Recensione: Vanni Codeluppi, La vetrinizzazione sociale

Vanni Codeluppi
LA VETRINIZZAZIONE SOCIALE
Edizioni Bollati Boringhieri, pp. 95, € 11

Si era sempre sentito corroborato dalla stabilità mai dalla stasi
Philip Roth, Everyman

Vetrinizzare è il verbo con il quale la sociologia indica la tendenza, affermatasi con gli anni, di esporre senza pudore il proprio privato in pubblico, annullando così la distinzione tra queste due sfere, tanto importante per garantire il buon funzionamento della società. Il libro di Codeluppi, oltre a dare succinti riferimenti teorici per comprendere il fenomeno, offre un numeroso repertorio di situazioni in cui la gente ‘vetrinizza’ la propria vita. Ma andiamo con ordine.
Quando dico affermatasi con gli anni, intendo un periodo molto lungo, propriamente il periodo richiesto per l’emersione dell’individuo. Questa fase storica inizia con la fine del medioevo e si prolunga fino alla fine della seconda guerra mondiale. A questo punto l’individuo, sganciato da un substrato di supporto, emerge solo sul palcoscenico della rappresentazione sociale e si trova costretto a dotare di senso individuale la propria vita: «Un tempo mettersi in mostra era segno di rozzezza, ma oggi i media, esponendo pubblicamente ciò che prima stazionava nel retroscena, hanno avvicinato alle persone comuni i corpi dei personaggi importanti, contribuendo a desacralizzarli» (p. 18). Lo stesso uomo comune, per riconoscere un senso alla propria esperienza, ha bisogno di metterla in mostra, di esporla alla valutazione – non al giudizio, si badi bene: nella società postmoderna nessuno giudica, ciascuno osserva – di altre persone comuni.
Giudichiamo, noi, l’effetto del porre in vetrina quelle esperienze che una volta nessuno si sarebbe sognato di pubblicizzare. Il corpo modificato è uno dei casi più evidenti della vetrinizzazione. Ormai ogni parte del corpo può essere modificata e la modificazione serve ad inseguire un ideale che, in quanto tale, non ha nessuna esistenza reale.

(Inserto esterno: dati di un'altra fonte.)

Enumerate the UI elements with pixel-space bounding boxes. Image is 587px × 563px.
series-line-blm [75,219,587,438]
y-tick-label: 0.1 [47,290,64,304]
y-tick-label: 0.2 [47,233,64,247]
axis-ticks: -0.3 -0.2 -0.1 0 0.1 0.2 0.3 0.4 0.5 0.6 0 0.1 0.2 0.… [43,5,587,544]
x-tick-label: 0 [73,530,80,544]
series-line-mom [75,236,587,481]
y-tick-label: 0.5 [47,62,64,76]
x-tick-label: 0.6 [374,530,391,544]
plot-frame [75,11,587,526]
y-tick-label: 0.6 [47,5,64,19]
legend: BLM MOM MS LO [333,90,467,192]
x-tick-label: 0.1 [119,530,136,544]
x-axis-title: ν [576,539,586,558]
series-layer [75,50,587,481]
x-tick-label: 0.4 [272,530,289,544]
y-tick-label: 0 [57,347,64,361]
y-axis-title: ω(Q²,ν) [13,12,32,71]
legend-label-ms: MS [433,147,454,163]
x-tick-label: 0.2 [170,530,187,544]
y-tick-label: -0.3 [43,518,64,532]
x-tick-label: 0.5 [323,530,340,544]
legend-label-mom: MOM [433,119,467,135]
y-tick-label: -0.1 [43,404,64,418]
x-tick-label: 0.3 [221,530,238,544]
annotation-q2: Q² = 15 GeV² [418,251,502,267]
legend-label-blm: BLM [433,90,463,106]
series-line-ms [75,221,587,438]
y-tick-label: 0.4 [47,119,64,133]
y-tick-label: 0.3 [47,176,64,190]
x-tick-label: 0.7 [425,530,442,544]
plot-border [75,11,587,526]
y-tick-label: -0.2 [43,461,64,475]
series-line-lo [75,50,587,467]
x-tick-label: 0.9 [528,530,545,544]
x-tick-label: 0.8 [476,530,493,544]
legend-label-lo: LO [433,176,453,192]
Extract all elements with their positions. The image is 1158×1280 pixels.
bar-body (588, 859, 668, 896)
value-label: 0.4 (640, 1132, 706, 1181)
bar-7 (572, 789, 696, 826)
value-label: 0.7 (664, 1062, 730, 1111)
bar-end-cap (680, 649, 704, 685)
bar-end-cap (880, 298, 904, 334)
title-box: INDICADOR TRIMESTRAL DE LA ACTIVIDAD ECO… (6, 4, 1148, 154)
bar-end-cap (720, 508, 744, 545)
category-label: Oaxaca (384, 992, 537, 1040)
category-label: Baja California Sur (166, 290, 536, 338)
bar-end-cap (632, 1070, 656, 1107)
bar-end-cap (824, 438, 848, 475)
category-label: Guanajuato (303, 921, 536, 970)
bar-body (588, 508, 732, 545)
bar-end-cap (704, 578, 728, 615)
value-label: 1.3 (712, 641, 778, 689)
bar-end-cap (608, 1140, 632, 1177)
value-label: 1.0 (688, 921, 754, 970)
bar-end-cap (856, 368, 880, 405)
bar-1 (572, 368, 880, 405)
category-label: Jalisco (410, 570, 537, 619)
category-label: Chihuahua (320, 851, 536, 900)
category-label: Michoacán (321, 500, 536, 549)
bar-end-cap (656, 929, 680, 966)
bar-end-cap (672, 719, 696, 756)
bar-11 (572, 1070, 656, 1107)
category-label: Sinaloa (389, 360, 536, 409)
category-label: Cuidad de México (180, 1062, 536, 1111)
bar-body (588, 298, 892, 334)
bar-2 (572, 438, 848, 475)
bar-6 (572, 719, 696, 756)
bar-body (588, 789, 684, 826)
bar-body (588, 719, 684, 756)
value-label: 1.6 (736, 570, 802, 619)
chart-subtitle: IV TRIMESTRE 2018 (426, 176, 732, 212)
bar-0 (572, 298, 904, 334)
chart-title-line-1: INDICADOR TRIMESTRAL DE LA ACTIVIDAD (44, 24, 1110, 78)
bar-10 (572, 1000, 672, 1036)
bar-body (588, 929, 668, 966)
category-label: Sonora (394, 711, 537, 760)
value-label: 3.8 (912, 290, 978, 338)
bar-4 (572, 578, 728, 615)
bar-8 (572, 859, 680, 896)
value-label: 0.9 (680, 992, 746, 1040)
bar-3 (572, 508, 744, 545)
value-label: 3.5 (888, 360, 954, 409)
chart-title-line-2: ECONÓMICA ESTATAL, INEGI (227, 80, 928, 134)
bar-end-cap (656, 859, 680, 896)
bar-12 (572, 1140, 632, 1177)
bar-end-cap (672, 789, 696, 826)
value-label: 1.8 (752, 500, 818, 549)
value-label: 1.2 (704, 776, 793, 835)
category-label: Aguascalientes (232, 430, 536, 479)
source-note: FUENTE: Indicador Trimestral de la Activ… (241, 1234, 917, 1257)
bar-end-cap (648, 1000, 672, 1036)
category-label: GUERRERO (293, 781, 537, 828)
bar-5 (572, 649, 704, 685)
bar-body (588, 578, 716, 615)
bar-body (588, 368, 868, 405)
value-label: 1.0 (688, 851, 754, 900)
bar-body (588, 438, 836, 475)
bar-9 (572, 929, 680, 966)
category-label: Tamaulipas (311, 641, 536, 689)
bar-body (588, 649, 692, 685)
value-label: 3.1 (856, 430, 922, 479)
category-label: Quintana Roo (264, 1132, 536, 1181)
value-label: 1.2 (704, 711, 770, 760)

È quindi logica la frustrazione che ne consegue; ma, a dispetto di qualunque frustrazione futura, l’uomo fluido della società postmoderna, cerca attraverso questo adeguamento dell’esteriorità di assumere un posto stabile nella società. Il problema è che la società non è più in grado di garantire alcuna stabilità, poiché essa stessa varia costantemente gli ideali che ha sviluppato. Diventa quindi necessario, per chi voglia stare al passo con le mode, i flussi di modelli adeguati di comportamento che la società sviluppa, assumere una costante disponibilità al cambiamento come stato normale dell’essere. La capacità di eccitarsi, di rispondere agli stimoli che provengono dall’esterno, diviene il marchio del ‘portatore sano’ del corpo-flusso: «Ciò a cui assistiamo, dunque, è un processo di progressiva sostituzione del piacere specifico con una condizione di eccitazione generalizzata che sembra essere senza limiti» (p. 44).
Per garantire questa eccitazione generalizzata occorre che la vita di tutti sia costantemente visibile: vetrinizzata. Questo risultato è stato ottenuto grazie ad una progressiva confusione tra pubblico e privato, garantita dal costante aumento della comunicazione: «La possibilità di comunicare in qualunque luogo diffonde il privato, che nel diffondersi perde la sua identità e tende perciò ad annullarsi nel pubblico” (p. 21). Ciò determina una perdita di controllo, una perdita di sicurezza su quello che è il senso dell’esistenza. A questo fatto si sommi il cambiamento di significato che ha investito le città con l’avvento della società dei consumi.
Da luogo di rifugio, di sicurezza, in cui sono garantite agli abitanti una serie di attività routinarie e piacevoli, la città è diventata luogo di transito: «Negli ultimi anni è apparso sempre più evidente l’avvio di un processo di declino e di crescente entropia della città storica tradizionale. Secondo Alain Bourdin è in atto un passaggio dalla città come ordine alla città come offerta» (p.75).
Anche l’ultimo baluardo del privato, la morte, è stato vetrinizzato. Si va quindi dall’offerta di trasformare le ceneri dei defunti in diamanti alle scene di delirio panico in occasione delle esequie di Woytila. Tutti esempi che confermano le parole di Baudrillard: «…tutta la nostra cultura non è che un immenso sforzo per dissociare la vita dalla morte» (p. 83).
In conclusione, portare tutto all’esterno, vetrinizzare l’esistente, serve forse a renderlo più controllabile e quindi più trasformabile, ovvero più fluido. Non so, per parte mia, quanto questo bisogno di trasformabilità, che confonde la stabilità con la stasi, sia un bisogno umano.